En réaction à la démarche du cabinet, les anciens militaires n'ont pas tardé à contre-attaquer. « Comment peut-on tenir un Conseil des ministres à 15h aujourd'hui sans l'annoncer à l'avance », s'est étonné le mouvement des militaires retraités, dans un communiqué publié après le début de la réunion. « Cela prouve que ce gouvernement a de mauvaises intentions, notamment son chef (Nagib Mikati) contre les militaires retraités. Il y a là une conspiration, et tout ce qui a été dit sur le fait de nous rendre justice est un mensonge. Nous appelons les ministres à arrêter cette farce », dénonce le texte qui appelle « l'ensemble des militaires retraités à se tenir prêts dès cet instant » et décrète « un état d'urgence ». « Ce qui arrivera étonnera le gouvernement, la mobilisation sera large et atteindra des endroits qui les feront trembler », ajoute-t-il.
Contacté par L'OLJ, l'ex-général Georges Nader, qui avait participé à la mobilisation de mardi et promis que « toute future séance sera bloquée », a indiqué que les anciens militaires se réuniront pour décider de la stratégie à suivre. En attendant, en parallèle à la séance ministérielle, des militaires à la retraite se sont brièvement rassemblés devant la résidence de Nagib Mikati dans le quartier de Mina à Tripoli et ont bloqué la route avec des pneus enflammés, a rapporté notre correspondant dans le Nord, Michel Hallak. Il a ajouté que plusieurs régions du Nord seront probablement le théâtre d'actions similaires contre ce que les manifestants ont décrit comme le « détournement de la session du cabinet ». D'autres anciens militaires se sont rassemblés devant le Grand Sérail à Beyrouth, bloquant certaines routes à l'aide de pneus enflammés.
« Coup d'Etat »
Cette intransigeance a poussé Nagib Mikati à publier un communiqué dans la soirée accusant les groupes qui revendiquent les droits des militaires retraités « de mener un coup contre l'État et l'institution du Conseil des ministres, imposant un blocage total dans le pays ». Il s'est dit « surpris par les mouvements sur le terrain qui suggèrent que le gouvernement commet un crime en se réunissant pour traiter les affaires des citoyens et des administrations publiques ». « Ce qui se passe dans la rue est loin d'être un mouvement revendicatif mais un mouvement douteux qui porte atteinte aux revendications légitimes et à l'intégrité militaire que devraient avoir ceux qui portent le drapeau de la défense des droits des retraités », poursuit le texte.

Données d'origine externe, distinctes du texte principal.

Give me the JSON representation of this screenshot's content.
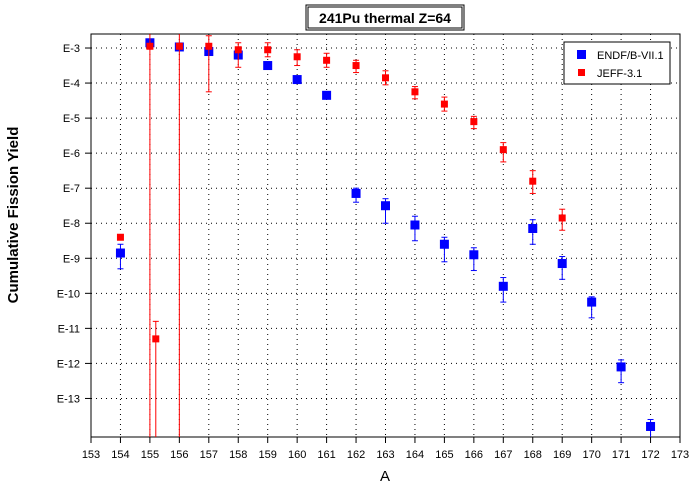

Selon son bureau de presse, M. Mikati « a invité les ministres à tenir une réunion ordinaire mercredi après-midi pour examiner et approuver l'ordre du jour distribué selon les règles et dans les délais fixés par le règlement intérieur du Conseil des ministres ». « Ces réunions se poursuivront conformément aux règles et aux dates que M. Mikati jugera appropriées pour continuer l'examen du projet de loi sur le budget 2025 », ajoute-t-il.